Swantje Martach / Scherabon: An Open Discussion
V rámci stáže, ktorú dr. Swantje Martach realizuje na IEUK FF PU je v stredu 19.5.2021 o 13:15 pripravená prednáška Swantje Martach / Scherabon: An Open Discussion.
Scherabon: An Open Discussion
Prednáška a diskusia s potvrdenou účasťou Herwiga Scherabona online!
Herwig Scherabon is a digital artist based in Berlin, for whose upcoming (July 2021) exhibition at Kiezkapelle in Neukölln a catalogue text shall be produced. We have complete freedom over the content of this text, despite the fact that it should be a speculative realist (in the beginning of this lecture I will briefly introduce this philosophical school) discussion of the artist’s exhibited works (some of them I will be able to show you, and some are already visible on his website www.Scherabon.com as well as his Instagram @herwigscherabon) which evolved from his excursus to Manaus, Brazil, where he filmed the jungle and created CGI photographs and animations of plants and landscapes.

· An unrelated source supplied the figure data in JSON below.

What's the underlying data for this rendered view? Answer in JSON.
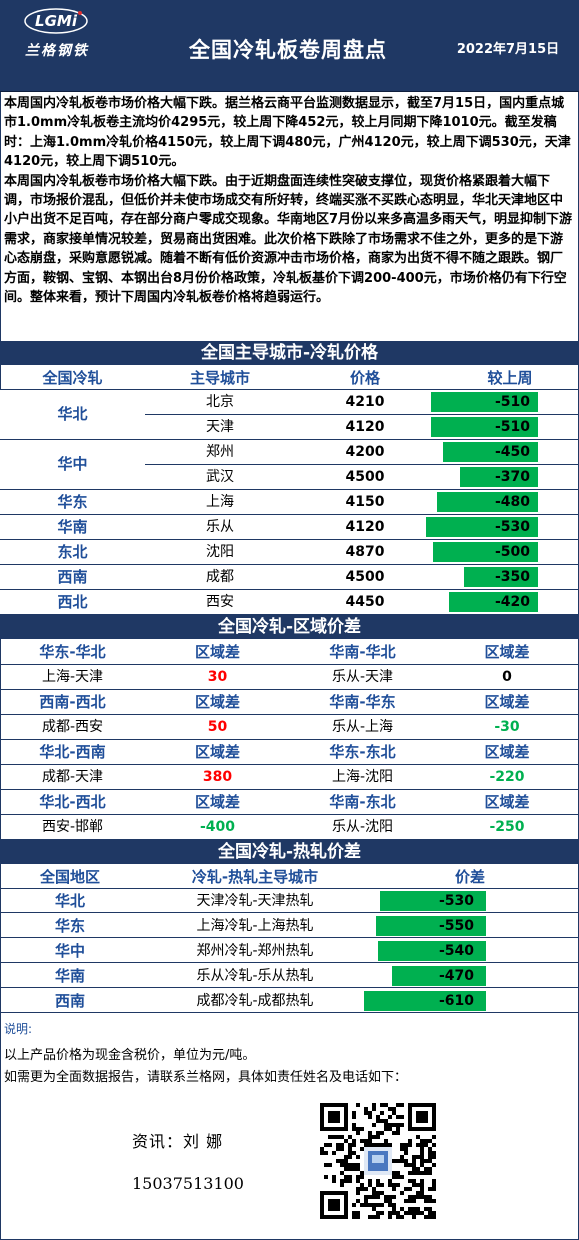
{
  "header": {
    "logo_text": "LGMi",
    "logo_subtitle": "兰格钢铁",
    "title": "全国冷轧板卷周盘点",
    "date": "2022年7月15日"
  },
  "intro": {
    "p1": "本周国内冷轧板卷市场价格大幅下跌。据兰格云商平台监测数据显示，截至7月15日，国内重点城市1.0mm冷轧板卷主流均价4295元，较上周下降452元，较上月同期下降1010元。截至发稿时：上海1.0mm冷轧价格4150元，较上周下调480元，广州4120元，较上周下调530元，天津4120元，较上周下调510元。",
    "p2": "本周国内冷轧板卷市场价格大幅下跌。由于近期盘面连续性突破支撑位，现货价格紧跟着大幅下调，市场报价混乱，但低价并未使市场成交有所好转，终端买涨不买跌心态明显，华北天津地区中小户出货不足百吨，存在部分商户零成交现象。华南地区7月份以来多高温多雨天气，明显抑制下游需求，商家接单情况较差，贸易商出货困难。此次价格下跌除了市场需求不佳之外，更多的是下游心态崩盘，采购意愿锐减。随着不断有低价资源冲击市场价格，商家为出货不得不随之跟跌。钢厂方面，鞍钢、宝钢、本钢出台8月份价格政策，冷轧板基价下调200-400元，市场价格仍有下行空间。整体来看，预计下周国内冷轧板卷价格将趋弱运行。"
  },
  "section1": {
    "title": "全国主导城市-冷轧价格",
    "headers": [
      "全国冷轧",
      "主导城市",
      "价格",
      "较上周"
    ],
    "regions": [
      "华北",
      "华中",
      "华东",
      "华南",
      "东北",
      "西南",
      "西北"
    ],
    "rows": [
      {
        "city": "北京",
        "price": "4210",
        "change": "-510",
        "abs": 510
      },
      {
        "city": "天津",
        "price": "4120",
        "change": "-510",
        "abs": 510
      },
      {
        "city": "郑州",
        "price": "4200",
        "change": "-450",
        "abs": 450
      },
      {
        "city": "武汉",
        "price": "4500",
        "change": "-370",
        "abs": 370
      },
      {
        "city": "上海",
        "price": "4150",
        "change": "-480",
        "abs": 480
      },
      {
        "city": "乐从",
        "price": "4120",
        "change": "-530",
        "abs": 530
      },
      {
        "city": "沈阳",
        "price": "4870",
        "change": "-500",
        "abs": 500
      },
      {
        "city": "成都",
        "price": "4500",
        "change": "-350",
        "abs": 350
      },
      {
        "city": "西安",
        "price": "4450",
        "change": "-420",
        "abs": 420
      }
    ]
  },
  "section2": {
    "title": "全国冷轧-区域价差",
    "label": "区域差",
    "blocks": [
      {
        "left_head": "华东-华北",
        "left_pair": "上海-天津",
        "left_val": "30",
        "left_color": "red",
        "right_head": "华南-华北",
        "right_pair": "乐从-天津",
        "right_val": "0",
        "right_color": "black"
      },
      {
        "left_head": "西南-西北",
        "left_pair": "成都-西安",
        "left_val": "50",
        "left_color": "red",
        "right_head": "华南-华东",
        "right_pair": "乐从-上海",
        "right_val": "-30",
        "right_color": "green"
      },
      {
        "left_head": "华北-西南",
        "left_pair": "成都-天津",
        "left_val": "380",
        "left_color": "red",
        "right_head": "华东-东北",
        "right_pair": "上海-沈阳",
        "right_val": "-220",
        "right_color": "green"
      },
      {
        "left_head": "华北-西北",
        "left_pair": "西安-邯郸",
        "left_val": "-400",
        "left_color": "green",
        "right_head": "华南-东北",
        "right_pair": "乐从-沈阳",
        "right_val": "-250",
        "right_color": "green"
      }
    ]
  },
  "section3": {
    "title": "全国冷轧-热轧价差",
    "headers": [
      "全国地区",
      "冷轧-热轧主导城市",
      "价差"
    ],
    "rows": [
      {
        "region": "华北",
        "pair": "天津冷轧-天津热轧",
        "diff": "-530",
        "abs": 530
      },
      {
        "region": "华东",
        "pair": "上海冷轧-上海热轧",
        "diff": "-550",
        "abs": 550
      },
      {
        "region": "华中",
        "pair": "郑州冷轧-郑州热轧",
        "diff": "-540",
        "abs": 540
      },
      {
        "region": "华南",
        "pair": "乐从冷轧-乐从热轧",
        "diff": "-470",
        "abs": 470
      },
      {
        "region": "西南",
        "pair": "成都冷轧-成都热轧",
        "diff": "-610",
        "abs": 610
      }
    ]
  },
  "notes": {
    "label": "说明:",
    "line1": "以上产品价格为现金含税价，单位为元/吨。",
    "line2": "如需更为全面数据报告，请联系兰格网，具体如责任姓名及电话如下：",
    "contact_name": "资讯：刘 娜",
    "contact_phone": "15037513100"
  },
  "colors": {
    "navy": "#1f3864",
    "heading_blue": "#1f4e99",
    "bar_green": "#00b050",
    "red": "#ff0000"
  }
}
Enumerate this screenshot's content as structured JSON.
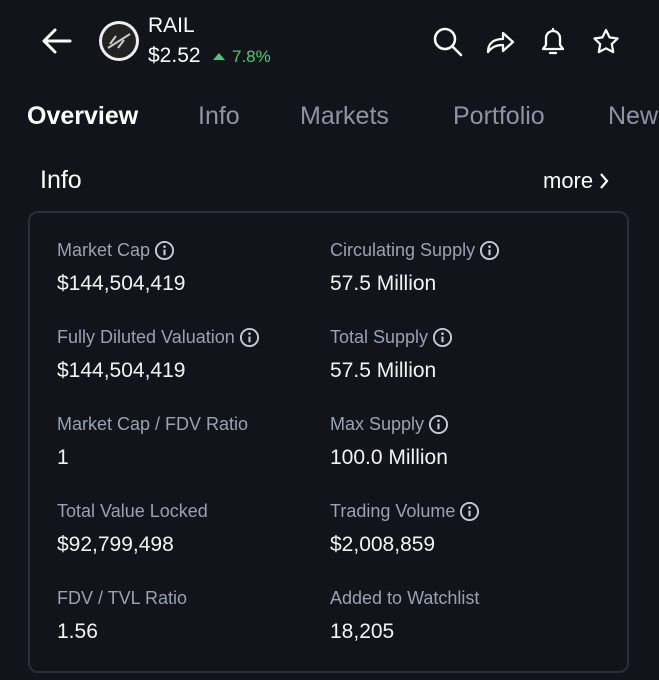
{
  "header": {
    "symbol": "RAIL",
    "price": "$2.52",
    "change": "7.8%"
  },
  "tabs": [
    "Overview",
    "Info",
    "Markets",
    "Portfolio",
    "New"
  ],
  "section": {
    "title": "Info",
    "more": "more"
  },
  "stats": [
    {
      "label": "Market Cap",
      "value": "$144,504,419"
    },
    {
      "label": "Circulating Supply",
      "value": "57.5 Million"
    },
    {
      "label": "Fully Diluted Valuation",
      "value": "$144,504,419"
    },
    {
      "label": "Total Supply",
      "value": "57.5 Million"
    },
    {
      "label": "Market Cap / FDV Ratio",
      "value": "1"
    },
    {
      "label": "Max Supply",
      "value": "100.0 Million"
    },
    {
      "label": "Total Value Locked",
      "value": "$92,799,498"
    },
    {
      "label": "Trading Volume",
      "value": "$2,008,859"
    },
    {
      "label": "FDV / TVL Ratio",
      "value": "1.56"
    },
    {
      "label": "Added to Watchlist",
      "value": "18,205"
    }
  ]
}
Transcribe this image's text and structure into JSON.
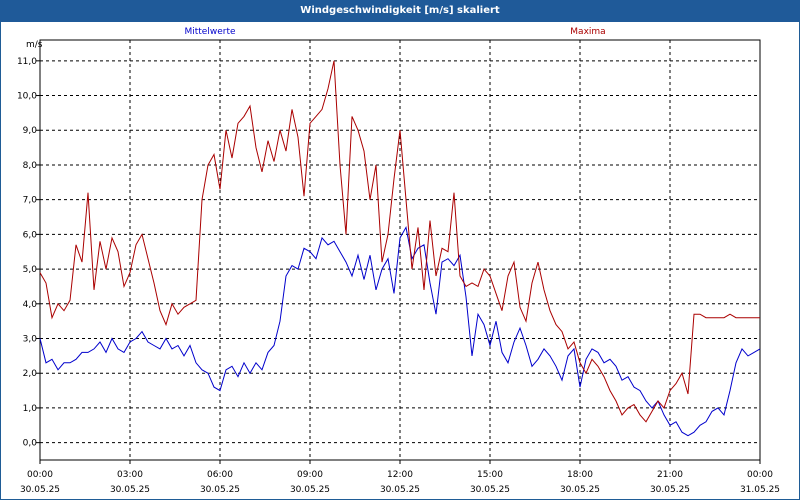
{
  "window": {
    "title": "Windgeschwindigkeit [m/s] skaliert"
  },
  "chart_data": {
    "type": "line",
    "title": "Windgeschwindigkeit [m/s] skaliert",
    "ylabel": "m/s",
    "ylim": [
      -0.5,
      11.6
    ],
    "xlim": [
      0,
      24
    ],
    "grid": true,
    "x_unit": "hours from 30.05.25 00:00",
    "y_ticks": [
      "0,0",
      "1,0",
      "2,0",
      "3,0",
      "4,0",
      "5,0",
      "6,0",
      "7,0",
      "8,0",
      "9,0",
      "10,0",
      "11,0"
    ],
    "x_ticks": [
      {
        "time": "00:00",
        "date": "30.05.25"
      },
      {
        "time": "03:00",
        "date": "30.05.25"
      },
      {
        "time": "06:00",
        "date": "30.05.25"
      },
      {
        "time": "09:00",
        "date": "30.05.25"
      },
      {
        "time": "12:00",
        "date": "30.05.25"
      },
      {
        "time": "15:00",
        "date": "30.05.25"
      },
      {
        "time": "18:00",
        "date": "30.05.25"
      },
      {
        "time": "21:00",
        "date": "30.05.25"
      },
      {
        "time": "00:00",
        "date": "31.05.25"
      }
    ],
    "series": [
      {
        "name": "Mittelwerte",
        "color": "#0000cc",
        "x": [
          0,
          0.2,
          0.4,
          0.6,
          0.8,
          1.0,
          1.2,
          1.4,
          1.6,
          1.8,
          2.0,
          2.2,
          2.4,
          2.6,
          2.8,
          3.0,
          3.2,
          3.4,
          3.6,
          3.8,
          4.0,
          4.2,
          4.4,
          4.6,
          4.8,
          5.0,
          5.2,
          5.4,
          5.6,
          5.8,
          6.0,
          6.2,
          6.4,
          6.6,
          6.8,
          7.0,
          7.2,
          7.4,
          7.6,
          7.8,
          8.0,
          8.2,
          8.4,
          8.6,
          8.8,
          9.0,
          9.2,
          9.4,
          9.6,
          9.8,
          10.0,
          10.2,
          10.4,
          10.6,
          10.8,
          11.0,
          11.2,
          11.4,
          11.6,
          11.8,
          12.0,
          12.2,
          12.4,
          12.6,
          12.8,
          13.0,
          13.2,
          13.4,
          13.6,
          13.8,
          14.0,
          14.2,
          14.4,
          14.6,
          14.8,
          15.0,
          15.2,
          15.4,
          15.6,
          15.8,
          16.0,
          16.2,
          16.4,
          16.6,
          16.8,
          17.0,
          17.2,
          17.4,
          17.6,
          17.8,
          18.0,
          18.2,
          18.4,
          18.6,
          18.8,
          19.0,
          19.2,
          19.4,
          19.6,
          19.8,
          20.0,
          20.2,
          20.4,
          20.6,
          20.8,
          21.0,
          21.2,
          21.4,
          21.6,
          21.8,
          22.0,
          22.2,
          22.4,
          22.6,
          22.8,
          23.0,
          23.2,
          23.4,
          23.6,
          23.8,
          24.0
        ],
        "values": [
          3.0,
          2.3,
          2.4,
          2.1,
          2.3,
          2.3,
          2.4,
          2.6,
          2.6,
          2.7,
          2.9,
          2.6,
          3.0,
          2.7,
          2.6,
          2.9,
          3.0,
          3.2,
          2.9,
          2.8,
          2.7,
          3.0,
          2.7,
          2.8,
          2.5,
          2.8,
          2.3,
          2.1,
          2.0,
          1.6,
          1.5,
          2.1,
          2.2,
          1.9,
          2.3,
          2.0,
          2.3,
          2.1,
          2.6,
          2.8,
          3.5,
          4.8,
          5.1,
          5.0,
          5.6,
          5.5,
          5.3,
          5.9,
          5.7,
          5.8,
          5.5,
          5.2,
          4.8,
          5.4,
          4.7,
          5.4,
          4.4,
          5.0,
          5.3,
          4.3,
          5.9,
          6.2,
          5.3,
          5.6,
          5.7,
          4.6,
          3.7,
          5.2,
          5.3,
          5.1,
          5.4,
          4.2,
          2.5,
          3.7,
          3.4,
          2.8,
          3.5,
          2.6,
          2.3,
          2.9,
          3.3,
          2.8,
          2.2,
          2.4,
          2.7,
          2.5,
          2.2,
          1.8,
          2.5,
          2.7,
          1.6,
          2.4,
          2.7,
          2.6,
          2.3,
          2.4,
          2.2,
          1.8,
          1.9,
          1.6,
          1.5,
          1.2,
          1.0,
          1.2,
          0.8,
          0.5,
          0.6,
          0.3,
          0.2,
          0.3,
          0.5,
          0.6,
          0.9,
          1.0,
          0.8,
          1.5,
          2.3,
          2.7,
          2.5,
          2.6,
          2.7
        ]
      },
      {
        "name": "Maxima",
        "color": "#aa0000",
        "x": [
          0,
          0.2,
          0.4,
          0.6,
          0.8,
          1.0,
          1.2,
          1.4,
          1.6,
          1.8,
          2.0,
          2.2,
          2.4,
          2.6,
          2.8,
          3.0,
          3.2,
          3.4,
          3.6,
          3.8,
          4.0,
          4.2,
          4.4,
          4.6,
          4.8,
          5.0,
          5.2,
          5.4,
          5.6,
          5.8,
          6.0,
          6.2,
          6.4,
          6.6,
          6.8,
          7.0,
          7.2,
          7.4,
          7.6,
          7.8,
          8.0,
          8.2,
          8.4,
          8.6,
          8.8,
          9.0,
          9.2,
          9.4,
          9.6,
          9.8,
          10.0,
          10.2,
          10.4,
          10.6,
          10.8,
          11.0,
          11.2,
          11.4,
          11.6,
          11.8,
          12.0,
          12.2,
          12.4,
          12.6,
          12.8,
          13.0,
          13.2,
          13.4,
          13.6,
          13.8,
          14.0,
          14.2,
          14.4,
          14.6,
          14.8,
          15.0,
          15.2,
          15.4,
          15.6,
          15.8,
          16.0,
          16.2,
          16.4,
          16.6,
          16.8,
          17.0,
          17.2,
          17.4,
          17.6,
          17.8,
          18.0,
          18.2,
          18.4,
          18.6,
          18.8,
          19.0,
          19.2,
          19.4,
          19.6,
          19.8,
          20.0,
          20.2,
          20.4,
          20.6,
          20.8,
          21.0,
          21.2,
          21.4,
          21.6,
          21.8,
          22.0,
          22.2,
          22.4,
          22.6,
          22.8,
          23.0,
          23.2,
          23.4,
          23.6,
          23.8,
          24.0
        ],
        "values": [
          4.9,
          4.6,
          3.6,
          4.0,
          3.8,
          4.1,
          5.7,
          5.2,
          7.2,
          4.4,
          5.8,
          5.0,
          5.9,
          5.5,
          4.5,
          4.9,
          5.7,
          6.0,
          5.3,
          4.6,
          3.8,
          3.4,
          4.0,
          3.7,
          3.9,
          4.0,
          4.1,
          7.0,
          8.0,
          8.3,
          7.3,
          9.0,
          8.2,
          9.2,
          9.4,
          9.7,
          8.5,
          7.8,
          8.7,
          8.1,
          9.0,
          8.4,
          9.6,
          8.8,
          7.1,
          9.2,
          9.4,
          9.6,
          10.2,
          11.0,
          8.0,
          6.0,
          9.4,
          9.0,
          8.4,
          7.0,
          8.0,
          5.2,
          6.0,
          7.6,
          9.0,
          7.0,
          5.0,
          6.2,
          4.4,
          6.4,
          4.8,
          5.6,
          5.5,
          7.2,
          4.8,
          4.5,
          4.6,
          4.5,
          5.0,
          4.8,
          4.3,
          3.8,
          4.8,
          5.2,
          3.9,
          3.5,
          4.6,
          5.2,
          4.4,
          3.8,
          3.4,
          3.2,
          2.7,
          2.9,
          2.3,
          2.0,
          2.4,
          2.2,
          1.9,
          1.5,
          1.2,
          0.8,
          1.0,
          1.1,
          0.8,
          0.6,
          0.9,
          1.2,
          1.0,
          1.5,
          1.7,
          2.0,
          1.4,
          3.7,
          3.7,
          3.6,
          3.6,
          3.6,
          3.6,
          3.7,
          3.6,
          3.6,
          3.6,
          3.6,
          3.6
        ]
      }
    ]
  }
}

We could thus focus on e.g., but are not limited to a discussion of:
- how Scherabon queers the modern dualism of nature versus culture via his artistic animations of plants/landscapes
- the role the human spectator takes up in his art: Is she present and if so, in what manner: as examinator? contemplator?, or participator? Or is she entirely absent?
- the way he plays with nature as the monstrous (even ghostly and thus haunting) other, e.g. by depicting it as slowly but steadily, and precisely therefore scarily morphing (see his statement: “Those digital holographs are ghosts more than objects and ghosts tend to tell stories“)
- the way he detaches singular agencies (as he calls his own works: “frozen images of small objects in a vast space captured in a short moment of eternity“) from their natural and naturalizing in the sense of soothing, even trivializing surroundings by means of an always entirely black background, and whether he in so doing intends to call for an object-oriented, entity-focused, even “thing-ist“ scrutinization of the latter (see also his statement accessible on his website: “As we leave all sane definitions of space and time we can see the agency which is inherent in all objects.“)
- or we could criticize him for following Meillassoux’ call, way-paving for speculative realism, for a reaching out towards “the great outdoors“ too literally, and wonder about the implications his works eventually contain for us as humans.